Kunci kebahagiaan adalah bersyukur! Mensyukuri apa yang kita dapat itu
penting. Termasuk hanya punya satu nyawa untuk bisa hidup di alam ini.
Kebahagiaan itu bisa dibuat dengan tidak meminta apa pun kepada orang
lain, tetapi berikan apa yang bisa diberikan kepada orang lain agar
bahagia.
Betapa sering kita memfokuskan diri pada apa yang kita inginkan sehingga
membuat kita menjalani hidup dengan segala rasa kurang puas. Kita tidak
pernah memfokuskan diri pada apa yang kita miliki dan memberdayakan
seoptimal mungkin apa yang ada dan apa terjadi pada kita. Jika kita
tetap berfokus pada keinginan, hidup pun terasa menjadi sengsara karena
selalu merasa kurang puas dengan apa yang sudah dimiliki atau yang
terjadi.
Kita dapat mengubah perasaan itu dengan berfokus pada apa yang sudah
kita miliki. Cobalah lihat keadaan di sekeliling, pikirkan yang
dimiliki, dan syukurilah. Karena itu, Anda akan merasakan nikmatnya
hidup ini dengan segala yang terjadi pada diri kita. Siap untuk
menjalani segala peran yang disediakan alam untuk kita. Peran kocak
membuat kita tertawa. Peran sedih membuat kita menangis. Peran bercinta
membuat kita mabuk kepayang. Itulah dunia, tempat berperan untuk
melakoni lokakarya kehidupan. Dan tugas kita harus bisa berjuang dengan
peran yang sedang kita perankan sebaik-baiknya.

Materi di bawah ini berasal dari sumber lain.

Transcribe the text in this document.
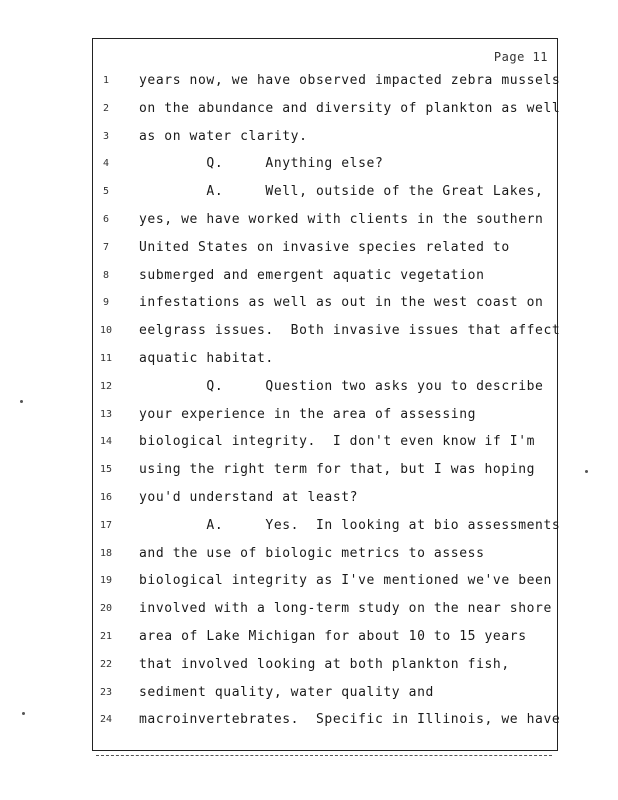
Page 11
1	years now, we have observed impacted zebra mussels
2	on the abundance and diversity of plankton as well
3	as on water clarity.
4	Q.     Anything else?
5	A.     Well, outside of the Great Lakes,
6	yes, we have worked with clients in the southern
7	United States on invasive species related to
8	submerged and emergent aquatic vegetation
9	infestations as well as out in the west coast on
10	eelgrass issues.  Both invasive issues that affect
11	aquatic habitat.
12	Q.     Question two asks you to describe
13	your experience in the area of assessing
14	biological integrity.  I don't even know if I'm
15	using the right term for that, but I was hoping
16	you'd understand at least?
17	A.     Yes.  In looking at bio assessments
18	and the use of biologic metrics to assess
19	biological integrity as I've mentioned we've been
20	involved with a long-term study on the near shore
21	area of Lake Michigan for about 10 to 15 years
22	that involved looking at both plankton fish,
23	sediment quality, water quality and
24	macroinvertebrates.  Specific in Illinois, we have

Tentunya boleh-boleh saja kita memiliki keinginan, tetapi kita perlu
menyadari bahwa itulah akar perasaan tidak tenteram. Sang Buddha selalu
mengingatkan hal itu dalam surat demikian: "Kesengsaraan yang
sesungguhnya adalah hal yang melekat pada harta duniawi."
Katakanlah kita sudah memiliki rumah, kendaraan, pekerjaan tetap, dan
pasangan yang baik. Tetapi, Anda masih merasa kurang. Pikiran Anda
dipenuhi berbagai target dan keinginan. Anda begitu terobsesi oleh rumah
yang besar dan indah, mobil mewah, serta pekerjaan yang mendatangkan
lebih banyak uang. Kita ingin ini dan itu. Bila tidak mendapatkannya,
kita terus memikirkannya. Anehnya, walaupun sudah mendapatkannya, kita
hanya menikmati kesenangan sesaat. Kita tetap tidak puas, dan kita ingin
yang lebih lagi dan lagi.
Dengan melihat apa yang menjadi problem kita, hendaknya itu cepat
diselesaikan, jika dibiarkan terlalu lama, berlarut-larut, membuat kita
jadi frustrasi, dan akhirnya depresi. Segera buat keputusan, dan jangan
menjadi orang yang terlalu "ideal". Itu memang penyakit kita, apa yang
ada di pikiran dan menjadi prinsip di batin harus dijalankan, dan kalau
ada penentang atau hambatan kita hajar atau kabur. Itulah masalah yang
kita timbulkan sendiri.
Nah, sekarang kita harus sedikit pakai stategi "lentur sedikit" pakai
ilmu bambu, batang bambu walaupun tinggi, ditiup angin sampai ujungnya
mencapai tanah pun bambu itu, tidak patah, bahkan bisa melambai naik
kembali. Batang bambu mampu mengikuti terpaan angin badai sekalipun.
begitu juga kita, harus mampu mengikuti arus kehidupan tanpa menghakimi,
nikmati saja seperti air mengalir, tidak lurus kaku, jika ada yg
menghambat bisa membelok atau mencari jalan lain, tetapi tidak berhenti.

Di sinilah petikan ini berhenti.